L’Union, par Bruno Testa, le 20 février 2011

La Révolution, l’Amour, le Diable.

ROMAN MALIN

Vous voulez savoir ce qu’a réellement été la Révolution française, en chair et en os ? Vous voulez néanmoins vous distraire, être emporté comme dans un film d’aventure ?

Lisez « Dans l’ombre des Lumières » de Laurent Dingli.

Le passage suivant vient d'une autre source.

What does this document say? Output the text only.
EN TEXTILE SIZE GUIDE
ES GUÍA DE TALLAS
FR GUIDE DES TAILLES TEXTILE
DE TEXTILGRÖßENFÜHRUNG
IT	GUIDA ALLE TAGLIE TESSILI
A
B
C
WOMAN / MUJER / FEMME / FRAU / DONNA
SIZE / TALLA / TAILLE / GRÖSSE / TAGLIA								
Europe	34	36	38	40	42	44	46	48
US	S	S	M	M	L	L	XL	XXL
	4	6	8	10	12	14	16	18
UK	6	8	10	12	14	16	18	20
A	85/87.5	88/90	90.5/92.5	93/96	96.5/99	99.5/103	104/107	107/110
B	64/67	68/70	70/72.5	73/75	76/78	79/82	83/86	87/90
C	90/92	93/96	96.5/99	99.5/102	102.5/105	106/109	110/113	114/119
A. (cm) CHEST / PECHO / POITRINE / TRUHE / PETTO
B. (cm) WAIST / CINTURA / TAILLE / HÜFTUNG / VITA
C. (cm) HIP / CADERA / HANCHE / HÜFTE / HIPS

Alors que l’on assiste en direct aux révolutions de Tunisie et d’Egypte, cela fait drôle de replonger soudain deux siècles en arrière en pleine Révolution française, qui reste la mère de toutes les révolutions. L’occasion nous est donnée grâce à Laurent Dingli qui publie chez Flammarion, non pas un ouvrage d’histoire mais un roman sur cette période essentielle de notre modernité. Si je précise un roman, c’est que Laurent Dingli est également historien. Qu’on lui doit des biographies sur Colbert, Louis Renault et surtout, pour le sujet qui nous concerne, Robespierre. Gros travail d’érudition qui lui a permis d’accumuler un savoir bien utile pour planter le décor très fouillé de son roman intitulé Dans l’ombre des Lumières

LE MOTEUR DE L’AMOUR

Le titre tout d’abord. Il est coutume de dire que la Révolution française est la fille des Lumières. Que sans le travail de sape des Encyclopédistes qui ont pour nom d’Alembert, Diderot, Voltaire, jamais la monarchie héréditaire n’aurait découvert ses pieds d’argile. Or, ces Lumières ont leur part d’ombre. La Révolution, dont le projet est la justice et la liberté, n’a pas moins généré son lot de servitudes et d’injustice. On se souvient de la Terreur, des révoltes des Chouans en Vendée et de la répression qui a suivi, répression assimilée parfois à un génocide.

Laurent Dingli, qui concède « avoir une vision noire de l’homme », a fait un pari audacieux. Donner les deux points de vue sur la Révolution en cours, celui des républicains et celui des royalistes, ce qui aurait été difficilement faisable dans un livre d’histoire.

Pour ce faire, le romancier a choisi de camper un héros venu de Toulouse, Antoine Loisel qui, a deux consonnes près, pourrait se confondre avec le héros romantique Antoine Doinel de François Truffaut. Le jeune Antoine est le fils d’une riche famille de commerçants installée à Toulouse. La géographie a son importance. De ses origines protestantes, le jeune Antoine a gardé une méfiance certaine envers le pouvoir central et la religion dominante (c’est un peu la même chose), et une admiration sans borne pour Henri IV, le roi de la tolérance religieuse. Aspirant peintre qui a fait un petit tour à Rome, le jeune Antoine est ouvert au monde qui vient. Quoi de plus naturel, quand on est artiste, de rejeter les vieilles barbes de l’académisme ? Plutôt que des sujets mythologiques, Antoine Loisel rêve de peindre les gens du peuple comme ont pu le faire avant lui les peintres flamands. Quoi de plus naturel donc que de prendre fait et cause pour ces petites gens qui prendront la Bastille ? Il y a de la générosité dans la vision du jeune homme, il y a forcément de la naïveté.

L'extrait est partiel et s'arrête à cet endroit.